Recombinant Human coronavirus OC43 Spike glycoprotein (S) is produced in E. coli and spans the 318-624 amino acid region. This partial construct includes a C-terminal 6xHis-tag, which appears to make purification more straightforward. The protein shows a purity level greater than 85% as determined by SDS-PAGE, making it suitable for various research applications. It is intended for research use only and is not for diagnostic or therapeutic purposes.
The Spike glycoprotein of Human coronavirus OC43 plays a crucial role in viral entry into host cells, enabling attachment and fusion processes. It represents a key target for studying viral pathogenesis and immune response mechanisms. Understanding the structure and function of this protein may be essential in virology research, particularly in the context of coronavirus-related studies.
Potential Applications
Note: The applications listed below are based on what we know about this protein's biological functions, published research, and experience from experts in the field. However, we haven't fully tested all of these applications ourselves yet. We'd recommend running some preliminary tests first to make sure they work for your specific research goals.

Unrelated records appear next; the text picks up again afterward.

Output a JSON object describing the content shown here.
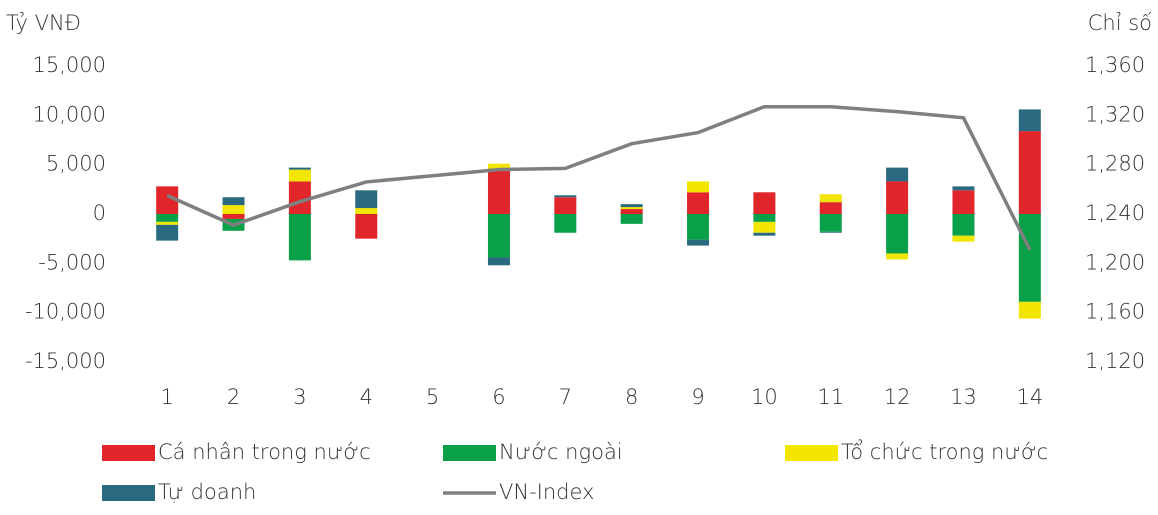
{
  "chart_data": {
    "type": "bar",
    "stacked": true,
    "ylabel": "Tỷ VNĐ",
    "y2label": "Chỉ số",
    "categories": [
      "1",
      "2",
      "3",
      "4",
      "5",
      "6",
      "7",
      "8",
      "9",
      "10",
      "11",
      "12",
      "13",
      "14"
    ],
    "series": [
      {
        "name": "Cá nhân trong nước",
        "color": "#e0252b",
        "values": [
          2800,
          -500,
          3300,
          -2500,
          0,
          4600,
          1700,
          500,
          2200,
          2200,
          1200,
          3300,
          2400,
          8400
        ]
      },
      {
        "name": "Nước ngoài",
        "color": "#0aa04a",
        "values": [
          -800,
          -1200,
          -4700,
          0,
          0,
          -4400,
          -1900,
          -1000,
          -2600,
          -800,
          -1800,
          -4000,
          -2200,
          -8900
        ]
      },
      {
        "name": "Tổ chức trong nước",
        "color": "#f2e500",
        "values": [
          -300,
          900,
          1200,
          600,
          0,
          500,
          0,
          200,
          1100,
          -1100,
          800,
          -600,
          -600,
          -1700
        ]
      },
      {
        "name": "Tự doanh",
        "color": "#2a6a80",
        "values": [
          -1600,
          800,
          200,
          1800,
          0,
          -800,
          200,
          300,
          -600,
          -300,
          -100,
          1400,
          400,
          2200
        ]
      },
      {
        "name": "VN-Index",
        "color": "#7f7f7f",
        "type": "line",
        "axis": "y2",
        "values": [
          1255,
          1231,
          1250,
          1266,
          1271,
          1276,
          1277,
          1297,
          1306,
          1327,
          1327,
          1323,
          1318,
          1211
        ]
      }
    ],
    "ylim": [
      -15000,
      15000
    ],
    "yticks": [
      {
        "value": 15000,
        "label": "15,000"
      },
      {
        "value": 10000,
        "label": "10,000"
      },
      {
        "value": 5000,
        "label": "5,000"
      },
      0,
      {
        "value": -5000,
        "label": "-5,000"
      },
      {
        "value": -10000,
        "label": "-10,000"
      },
      {
        "value": -15000,
        "label": "-15,000"
      }
    ],
    "y2lim": [
      1120,
      1360
    ],
    "y2ticks": [
      {
        "value": 1360,
        "label": "1,360"
      },
      {
        "value": 1320,
        "label": "1,320"
      },
      {
        "value": 1280,
        "label": "1,280"
      },
      {
        "value": 1240,
        "label": "1,240"
      },
      {
        "value": 1200,
        "label": "1,200"
      },
      {
        "value": 1160,
        "label": "1,160"
      },
      {
        "value": 1120,
        "label": "1,120"
      }
    ],
    "legend": "bottom",
    "grid": false
  }
}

The E. coli system lacks eukaryotic post-translational modifications (PTMs). While the His tag improves solubility, E. coli struggles to correctly fold eukaryotic membrane-associated proteins like the S protein—critical for functions such as receptor binding or interaction with other viral components. No data confirms native secondary/tertiary structure (e.g., circular dichroism for disulfide bonds, thermal shift assays for stability). E. coli may misfold the fragment, leading to aggregation or non-functional conformations. The fragment lacks full-length S context (e.g., receptor-binding domain [RBD], fusion machinery), so it cannot recapitulate native interactions (e.g., with host receptors like CEACAM1 for OC43). Bioactivity (e.g., ligand binding, oligomerization) is untested and unlikely to mirror wild-type S.
1. Antibody Development and Characterization
This recombinant S fragment can serve as an immunogen for generating antibodies, but antibody specificity must be validated against native S—E. coli-expressed protein may present non-native epitopes, leading to cross-reactivity with irrelevant targets. The His tag simplifies purification/immobilization for ELISA, but antibodies may not recognize the fragment in its native context (e.g., on viral particles).
2. Protein-Protein Interaction Studies
Pull-down assays using the His tag can identify interactors, but results depend on correct folding—E. coli-expressed fragments often misfold, causing false positives/negatives. Identified partners must be validated via co-IP or functional assays (e.g., replicon assays) to rule out artifacts. The partial length restricts insights to interactions within this domain, not full-length S biology.
3. Structural and Biochemical Characterization
This fragment supports preliminary biophysical studies (e.g., CD for secondary structure, DLS for stability) but cannot inform native S architecture—E. coli-expressed protein may lack correct disulfide bonds or domain folding. Structural conclusions (e.g., oligomerization) must be contextualized by folding limitations.
4. ELISA-Based Binding Assays
The His tag enables immobilization for ELISA, but misfolding may alter binding—results are qualitative at best. Quantitative affinity measurements require a confirmed native structure, as the fragment’s conformation may not support native-like interactions.
Final Recommendation & Action Plan
This E. coli-expressed HCoV-OC43 S fragment has limited utility without rigorous validation first, confirming folding via CD spectroscopy and thermal shift assays to rule out misfolding; second, testing bioactivity (e.g., binding to known ligands or host receptors) to ensure native-like function. Optimize expression (e.g., co-express chaperones, use low-temperature induction) to improve solubility. For antibody development, validate specificity against native S; for interactions/ELISA, use tag cleavage or orthogonal methods (e.g., SPR) to reduce artifacts. If folding/bioactivity fails, use a eukaryotic system (e.g., mammalian/insect cells) to ensure native structure—this fragment alone is insufficient for reliable downstream applications without validation.